The English camp is under siege by ‘mutinous sepoys’ in deepest and darkest India. There is an outbreak of cholera. There are two doctors still alive in the camp. As people start dying of cholera the rest of the camp takes to carrying around cards saying which doctor they want to be treated by should they be afflicted. Each doctor believes they know what causes cholera and from that have deduced a cure. One of them – let’s call him Doctor Boris – is sure that the cause of cholera is poisonous vapours in the air. He is flamboyant and eloquent and does a very good job of convincing all of those around him that he must be right and that his cure must be the way forward. The majority of people in the camp have his name written on their card. The only problem is that his patients mainly die.
The other doctor is more of an expert – let’s call him the Good Doctor – and has been reading up on the latest studies, especially that of Jon Snow, and believes that cholera is a water-borne disease. He shares with the camp lots of dull and dry statistics, and all but bores them to death with his considered suggestion that probably the best way to treat the disease is through rehydration. Many of his patients recover, though not all. Plus, you know, boring.
They even have an evening where both are allowed to present their ideas to the camp – dashing Boris thundering and showboating, evangelical and proselytising, whilst the dry Doctor mumbles and suggests and doubts. Boris has the numbers against him, but he’s a showman, and a charlatan, and people prefer that despite the evidence. Plus, he knows the importance of a grand finale. One, where to prove his case, he drinks the “squits” of a cholera patient. Brings the house down. And his pants shortly after, as he catches cholera.

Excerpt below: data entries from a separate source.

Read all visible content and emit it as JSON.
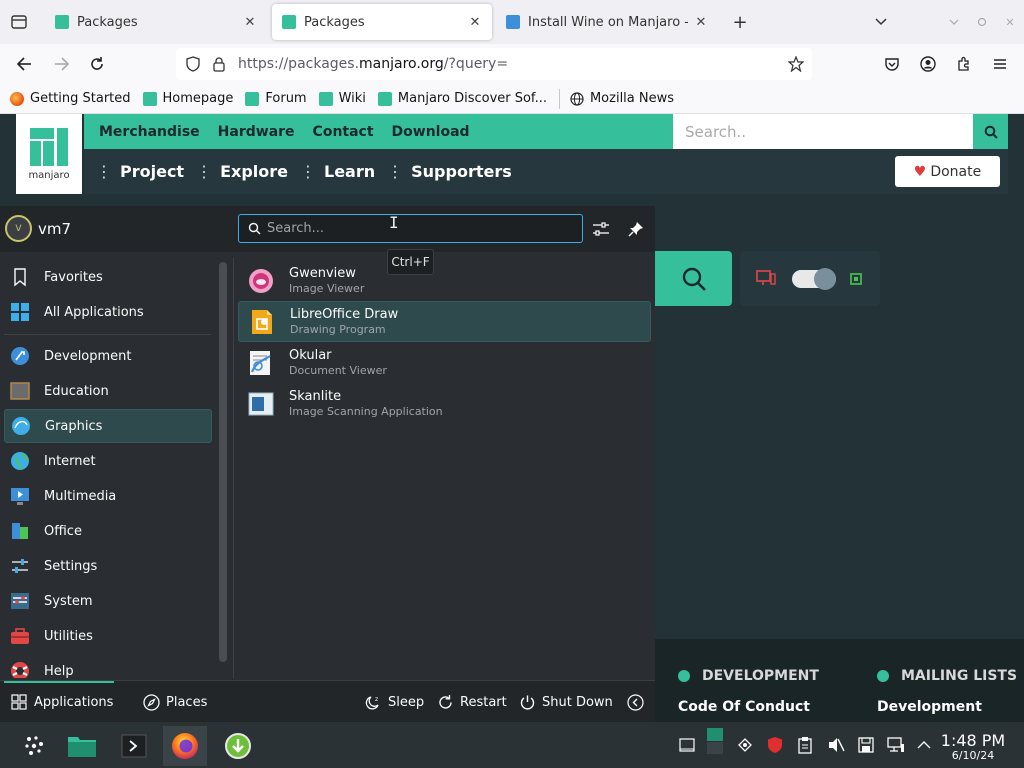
{
  "browser": {
    "tabs": [
      {
        "label": "Packages",
        "active": false
      },
      {
        "label": "Packages",
        "active": true
      },
      {
        "label": "Install Wine on Manjaro - ",
        "active": false
      }
    ],
    "url_prefix": "https://packages.",
    "url_domain": "manjaro.org",
    "url_suffix": "/?query=",
    "bookmarks": [
      "Getting Started",
      "Homepage",
      "Forum",
      "Wiki",
      "Manjaro Discover Sof...",
      "Mozilla News"
    ]
  },
  "site": {
    "logo_text": "manjaro",
    "top_menu": [
      "Merchandise",
      "Hardware",
      "Contact",
      "Download"
    ],
    "search_placeholder": "Search..",
    "main_menu": [
      "Project",
      "Explore",
      "Learn",
      "Supporters"
    ],
    "donate_label": "Donate",
    "footer": {
      "col1_heading": "DEVELOPMENT",
      "col1_link": "Code Of Conduct",
      "col2_heading": "MAILING LISTS",
      "col2_link": "Development"
    }
  },
  "launcher": {
    "username": "vm7",
    "avatar_letter": "V",
    "search_placeholder": "Search...",
    "tooltip": "Ctrl+F",
    "categories": [
      {
        "label": "Favorites",
        "icon": "bookmark-icon"
      },
      {
        "label": "All Applications",
        "icon": "grid-icon"
      },
      {
        "label": "Development",
        "icon": "development-icon"
      },
      {
        "label": "Education",
        "icon": "education-icon"
      },
      {
        "label": "Graphics",
        "icon": "graphics-icon",
        "selected": true
      },
      {
        "label": "Internet",
        "icon": "internet-icon"
      },
      {
        "label": "Multimedia",
        "icon": "multimedia-icon"
      },
      {
        "label": "Office",
        "icon": "office-icon"
      },
      {
        "label": "Settings",
        "icon": "settings-icon"
      },
      {
        "label": "System",
        "icon": "system-icon"
      },
      {
        "label": "Utilities",
        "icon": "utilities-icon"
      },
      {
        "label": "Help",
        "icon": "help-icon"
      }
    ],
    "results": [
      {
        "name": "Gwenview",
        "desc": "Image Viewer",
        "icon": "gwenview-icon"
      },
      {
        "name": "LibreOffice Draw",
        "desc": "Drawing Program",
        "icon": "libreoffice-draw-icon",
        "selected": true
      },
      {
        "name": "Okular",
        "desc": "Document Viewer",
        "icon": "okular-icon"
      },
      {
        "name": "Skanlite",
        "desc": "Image Scanning Application",
        "icon": "skanlite-icon"
      }
    ],
    "footer": {
      "applications": "Applications",
      "places": "Places",
      "sleep": "Sleep",
      "restart": "Restart",
      "shutdown": "Shut Down"
    }
  },
  "taskbar": {
    "time": "1:48 PM",
    "date": "6/10/24"
  },
  "colors": {
    "accent": "#35bf9b",
    "launcher_bg": "#2a2e32",
    "site_bg": "#223237",
    "selection": "#2f4a4c"
  }
}
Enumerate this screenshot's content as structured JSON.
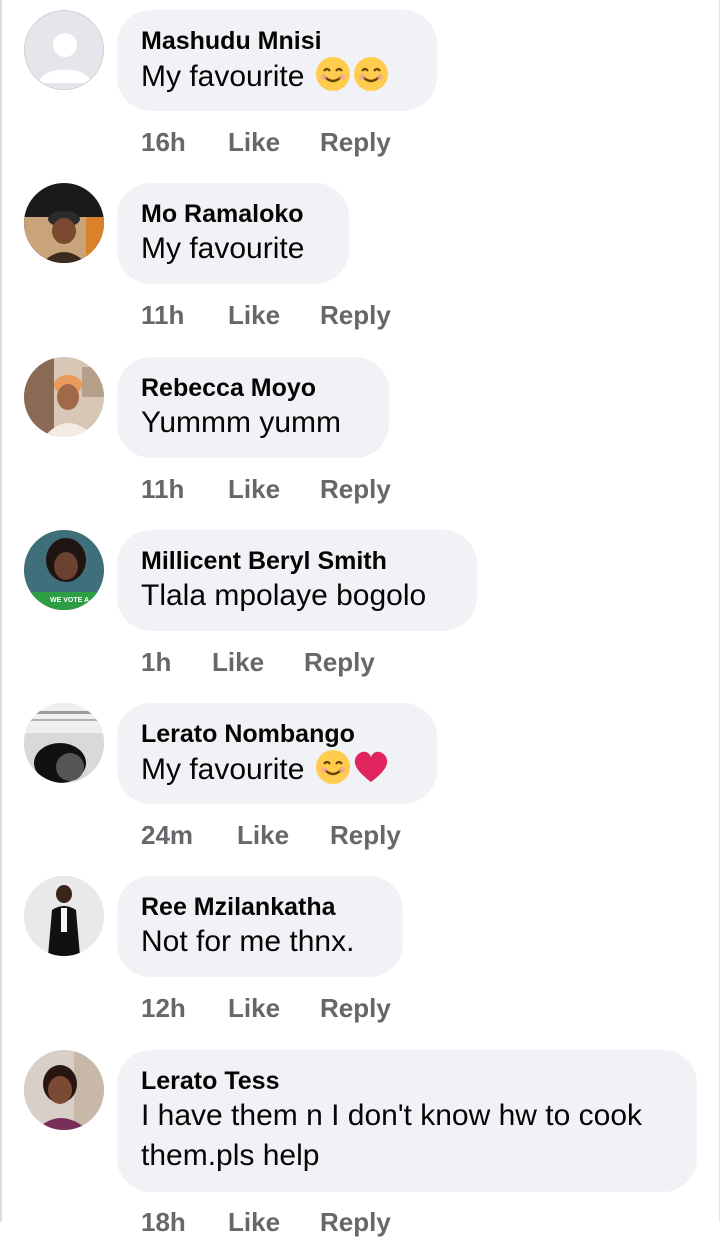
{
  "comments": [
    {
      "author": "Mashudu Mnisi",
      "text": "My favourite",
      "emojis": [
        "smiling-face-icon",
        "smiling-face-icon"
      ],
      "time": "16h",
      "like": "Like",
      "reply": "Reply"
    },
    {
      "author": "Mo Ramaloko",
      "text": "My favourite",
      "emojis": [],
      "time": "11h",
      "like": "Like",
      "reply": "Reply"
    },
    {
      "author": "Rebecca Moyo",
      "text": "Yummm yumm",
      "emojis": [],
      "time": "11h",
      "like": "Like",
      "reply": "Reply"
    },
    {
      "author": "Millicent Beryl Smith",
      "text": "Tlala mpolaye bogolo",
      "emojis": [],
      "time": "1h",
      "like": "Like",
      "reply": "Reply",
      "avatar_banner": "WE VOTE A"
    },
    {
      "author": "Lerato Nombango",
      "text": "My favourite",
      "emojis": [
        "smiling-face-icon",
        "red-heart-icon"
      ],
      "time": "24m",
      "like": "Like",
      "reply": "Reply"
    },
    {
      "author": "Ree Mzilankatha",
      "text": "Not for me thnx.",
      "emojis": [],
      "time": "12h",
      "like": "Like",
      "reply": "Reply"
    },
    {
      "author": "Lerato Tess",
      "text": "I have them n I don't know hw to cook them.pls help",
      "emojis": [],
      "time": "18h",
      "like": "Like",
      "reply": "Reply"
    }
  ],
  "colors": {
    "bubble": "#f0f2f5",
    "secondary_text": "#65676b",
    "primary_text": "#050505",
    "heart": "#e0245e",
    "emoji_face": "#ffcc4d"
  }
}
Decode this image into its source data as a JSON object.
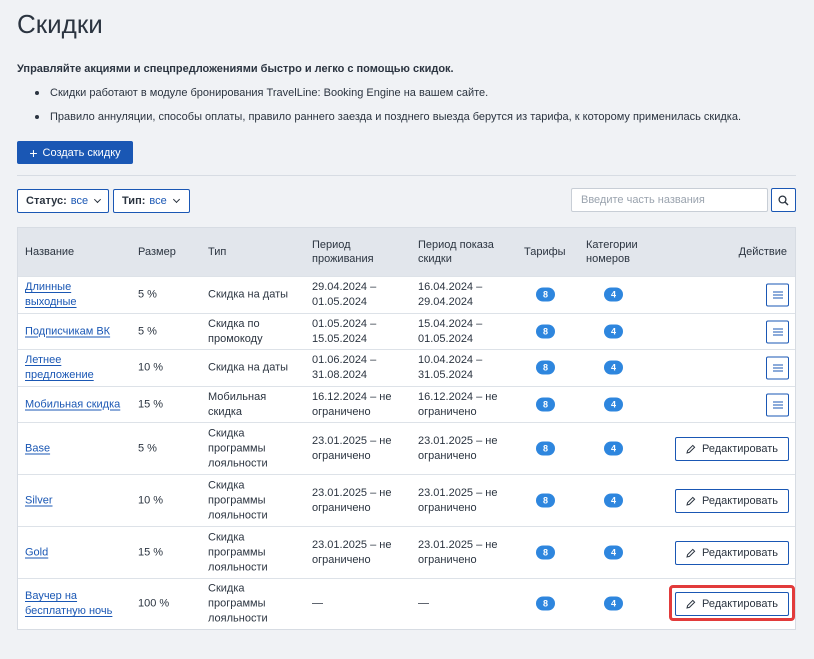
{
  "page": {
    "title": "Скидки",
    "intro": "Управляйте акциями и спецпредложениями быстро и легко с помощью скидок.",
    "bullets": [
      "Скидки работают в модуле бронирования TravelLine: Booking Engine на вашем сайте.",
      "Правило аннуляции, способы оплаты, правило раннего заезда и позднего выезда берутся из тарифа, к которому применилась скидка."
    ],
    "create_button": "Создать скидку"
  },
  "filters": {
    "status_label": "Статус:",
    "status_value": "все",
    "type_label": "Тип:",
    "type_value": "все",
    "search_placeholder": "Введите часть названия"
  },
  "table": {
    "headers": {
      "name": "Название",
      "size": "Размер",
      "type": "Тип",
      "stay_1": "Период",
      "stay_2": "проживания",
      "show_1": "Период показа",
      "show_2": "скидки",
      "rates": "Тарифы",
      "cats_1": "Категории",
      "cats_2": "номеров",
      "action": "Действие"
    },
    "edit_label": "Редактировать",
    "rows": [
      {
        "name_1": "Длинные",
        "name_2": "выходные",
        "size": "5 %",
        "type_1": "Скидка на даты",
        "type_2": "",
        "type_3": "",
        "stay_1": "29.04.2024 –",
        "stay_2": "01.05.2024",
        "show_1": "16.04.2024 –",
        "show_2": "29.04.2024",
        "rates": "8",
        "cats": "4"
      },
      {
        "name_1": "Подписчикам ВК",
        "name_2": "",
        "size": "5 %",
        "type_1": "Скидка по",
        "type_2": "промокоду",
        "type_3": "",
        "stay_1": "01.05.2024 –",
        "stay_2": "15.05.2024",
        "show_1": "15.04.2024 –",
        "show_2": "01.05.2024",
        "rates": "8",
        "cats": "4"
      },
      {
        "name_1": "Летнее",
        "name_2": "предложение",
        "size": "10 %",
        "type_1": "Скидка на даты",
        "type_2": "",
        "type_3": "",
        "stay_1": "01.06.2024 –",
        "stay_2": "31.08.2024",
        "show_1": "10.04.2024 –",
        "show_2": "31.05.2024",
        "rates": "8",
        "cats": "4"
      },
      {
        "name_1": "Мобильная скидка",
        "name_2": "",
        "size": "15 %",
        "type_1": "Мобильная",
        "type_2": "скидка",
        "type_3": "",
        "stay_1": "16.12.2024 – не",
        "stay_2": "ограничено",
        "show_1": "16.12.2024 – не",
        "show_2": "ограничено",
        "rates": "8",
        "cats": "4"
      },
      {
        "name_1": "Base",
        "name_2": "",
        "size": "5 %",
        "type_1": "Скидка",
        "type_2": "программы",
        "type_3": "лояльности",
        "stay_1": "23.01.2025 – не",
        "stay_2": "ограничено",
        "show_1": "23.01.2025 – не",
        "show_2": "ограничено",
        "rates": "8",
        "cats": "4"
      },
      {
        "name_1": "Silver",
        "name_2": "",
        "size": "10 %",
        "type_1": "Скидка",
        "type_2": "программы",
        "type_3": "лояльности",
        "stay_1": "23.01.2025 – не",
        "stay_2": "ограничено",
        "show_1": "23.01.2025 – не",
        "show_2": "ограничено",
        "rates": "8",
        "cats": "4"
      },
      {
        "name_1": "Gold",
        "name_2": "",
        "size": "15 %",
        "type_1": "Скидка",
        "type_2": "программы",
        "type_3": "лояльности",
        "stay_1": "23.01.2025 – не",
        "stay_2": "ограничено",
        "show_1": "23.01.2025 – не",
        "show_2": "ограничено",
        "rates": "8",
        "cats": "4"
      },
      {
        "name_1": "Ваучер на",
        "name_2": "бесплатную ночь",
        "size": "100 %",
        "type_1": "Скидка",
        "type_2": "программы",
        "type_3": "лояльности",
        "stay_1": "—",
        "stay_2": "",
        "show_1": "—",
        "show_2": "",
        "rates": "8",
        "cats": "4"
      }
    ]
  },
  "colors": {
    "accent": "#1a57b4",
    "badge": "#2e86de",
    "highlight": "#e23b3b",
    "page_bg": "#f0f2f5",
    "header_bg": "#e2e6ec"
  }
}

He orders his daughter to treat him by his own sure-fire method. Grows delirious. Unconscious. Dying. In despair, the daughter calls for the Good Doctor, who changes the treatment to his own method. Boris recovers. Wakes up and praises his daughter for following out his instructions.
The daughter admits that it was the Good Doctor who saved him. Boris is furious, demands that his daughter goes back to the leeches and the juju and whatever else make up Boris’s own treatment. The daughter complies. Boris falls again into a coma. The daughter again calls on the Good Doctor. His treatment again leads to Boris’s recovery. Boris is furious. Calls his daughter a traitor and forbids her to go against his words again. She doesn’t. Boris dies. (At this point, it should be said, I stood up and cheered.)
And the rest of the camp? They still can’t decide. Perhaps, if the daughter had stuck to Boris’s path for longer, then perhaps he’d have recovered. Perhaps the Good Doctor’s ministrations were the real cause of Boris’s demise. Perhaps, they fancied themselves as amateur experts and found themselves on the wrong side of science. Maybe they had taken sides based on a hunch and couldn’t bear to admit they’d been horribly, horribly wrong.
Or possibly, just possibly, humans are fucking idiots.